食事介助を安全に行うには、介助する人が落ち着いた状態であることが一番大切です。

食事の時間というのは、だいたい皆さん同じで、患者さんが食べる時間というのは、介助する人も一番お腹がすく時間帯です。

お腹がすいてイライラした状態で介助をすると、「ゴックン」をするのを見逃したり、ちょっとした変化に気づかなかったりします。

可能であれば、介助する人は先にお食事を済ませるのが望ましいです。

施設、病院などで食事介助に関わる方は、なかなかそれが難しいとは思うのですが、ご自宅で食事介助をされている方はできるだけ、自分が先に食事を済ませてくださいね。

 

食べ終わったらすぐにマウスケア。入れ歯は外して洗うこと。

食べ終わったら、歯みがきなどマウスケアをします。

食事介助が必要な方はたいてい、マウスケアもお手伝いが必要となる場合が多いです。

歯みがきだけではなく、舌の上や下、頬と歯茎の間も食べ物が残っていないか確認します。

 

食後20~30分は姿勢を起こしておくこと

食べたばかりで横になってしまうと、食べたものが逆流してしまうことがあるため、最低20分、できれば1時間ほど姿勢を起こした状態にしておきます。

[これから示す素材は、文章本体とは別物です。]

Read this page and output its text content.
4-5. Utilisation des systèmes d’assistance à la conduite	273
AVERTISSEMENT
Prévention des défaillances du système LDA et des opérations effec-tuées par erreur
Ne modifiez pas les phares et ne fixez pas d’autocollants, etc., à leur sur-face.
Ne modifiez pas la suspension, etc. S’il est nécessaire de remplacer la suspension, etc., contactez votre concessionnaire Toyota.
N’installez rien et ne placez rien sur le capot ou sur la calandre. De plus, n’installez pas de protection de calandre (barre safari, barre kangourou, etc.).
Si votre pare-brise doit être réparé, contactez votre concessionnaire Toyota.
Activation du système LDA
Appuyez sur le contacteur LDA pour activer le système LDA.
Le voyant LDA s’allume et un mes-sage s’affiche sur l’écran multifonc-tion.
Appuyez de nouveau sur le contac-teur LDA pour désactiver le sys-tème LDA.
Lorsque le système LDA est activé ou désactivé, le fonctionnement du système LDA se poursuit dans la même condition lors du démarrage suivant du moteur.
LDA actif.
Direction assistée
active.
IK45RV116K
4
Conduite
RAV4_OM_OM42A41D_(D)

どうしても、座っていられない場合はベッドを30度ほど背上げしておく状態にします。

 

まとめ

  • 食事はできるだけ30分以内に終えるようにする
  • 必ず「ゴックン」を確認してから、次の一口を
  • 話しかけるタイミングに気をつける
  • むせたら少し休むこと
  • 介助者は座って介助すること
  • できるだけ介助の負担を減らすこと
  • 食べ終わったらすぐマウスケア。入れ歯は外して洗うこと
  • 食後20~30分は姿勢を起こしておくこと

このように書いてきましたが、これはあくまで基本です。

特に認知症のある方の場合は、一筋縄ではいかないことの方が多いです。

嚥下障害があっても、できるだけ長く口から食べられるようにするには、食事介助の工夫が必要です。

それぞれ事情があるでしょうし、「こんな面倒なことを毎日3度3度、やっていられない」と思われるかもしれませんが、日々の食事介助の積み重ねが、誤嚥を防ぐことにつながります。

この記事でお伝えしたことを基本として、それぞれの状況に合わせて対応してください。